Auch der bloße Umstand, dass der Vorsitzende des Disziplinarrats früher einmal eine Disziplinaranzeige gegen den Disziplinarbeschuldigten erstattet hat, reicht für die Annahme der Befangenheit noch nicht aus (vgl auch 504 Präs 5/22b zur Disziplinaranzeige des Abgelehnten gegen einen Kanzleikollegen des Disziplinarbeschuldigten). Lediglich bei der dem konkreten Verfahren zugrundeliegenden Anzeige griffe der Ausschließungsgrund des § 26 Abs 1 Z 1 DSt.

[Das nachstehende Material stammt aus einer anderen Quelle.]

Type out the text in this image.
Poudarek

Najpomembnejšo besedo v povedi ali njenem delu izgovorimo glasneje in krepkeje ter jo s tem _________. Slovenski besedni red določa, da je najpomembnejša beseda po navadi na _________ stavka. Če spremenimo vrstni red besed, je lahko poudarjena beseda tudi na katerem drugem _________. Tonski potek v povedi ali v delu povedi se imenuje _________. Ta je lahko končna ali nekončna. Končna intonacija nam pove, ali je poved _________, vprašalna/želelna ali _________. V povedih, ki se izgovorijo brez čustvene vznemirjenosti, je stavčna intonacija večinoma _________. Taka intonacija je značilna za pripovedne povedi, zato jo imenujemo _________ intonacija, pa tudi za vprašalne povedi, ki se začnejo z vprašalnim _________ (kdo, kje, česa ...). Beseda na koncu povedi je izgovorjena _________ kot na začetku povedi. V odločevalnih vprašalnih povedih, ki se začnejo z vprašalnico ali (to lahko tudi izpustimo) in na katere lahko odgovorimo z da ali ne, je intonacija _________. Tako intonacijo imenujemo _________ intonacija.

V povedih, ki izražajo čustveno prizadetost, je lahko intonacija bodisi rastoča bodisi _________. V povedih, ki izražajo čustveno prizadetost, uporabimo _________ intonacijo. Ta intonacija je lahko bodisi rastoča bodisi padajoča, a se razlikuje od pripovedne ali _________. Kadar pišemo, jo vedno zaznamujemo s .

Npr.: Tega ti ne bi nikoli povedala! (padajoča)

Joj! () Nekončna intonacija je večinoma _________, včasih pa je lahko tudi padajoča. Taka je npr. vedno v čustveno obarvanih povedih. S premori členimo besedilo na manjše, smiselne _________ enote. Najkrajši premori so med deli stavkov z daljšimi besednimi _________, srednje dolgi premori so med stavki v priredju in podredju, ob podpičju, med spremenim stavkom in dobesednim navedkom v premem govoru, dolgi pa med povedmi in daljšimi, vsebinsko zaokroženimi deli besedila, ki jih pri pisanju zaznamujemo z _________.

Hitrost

Mögen die angeführten Umstände daher jeweils für sich genommen nicht ausreichen, die Befangenheit des Vorsitzenden des Disziplinarrats zu begründen, so kommt diesen in ihrem Zusammenhalt iVm der Selbsteinschätzung des Präsidenten des Disziplinarrats ausreichendes Gewicht zu, das Vorliegen eines Befangenheitsgrundes iSd § 26 Abs 4 DSt zu bejahen. Daher war spruchgemäß die Befangenheit des Präsidenten des Disziplinarrats auszusprechen.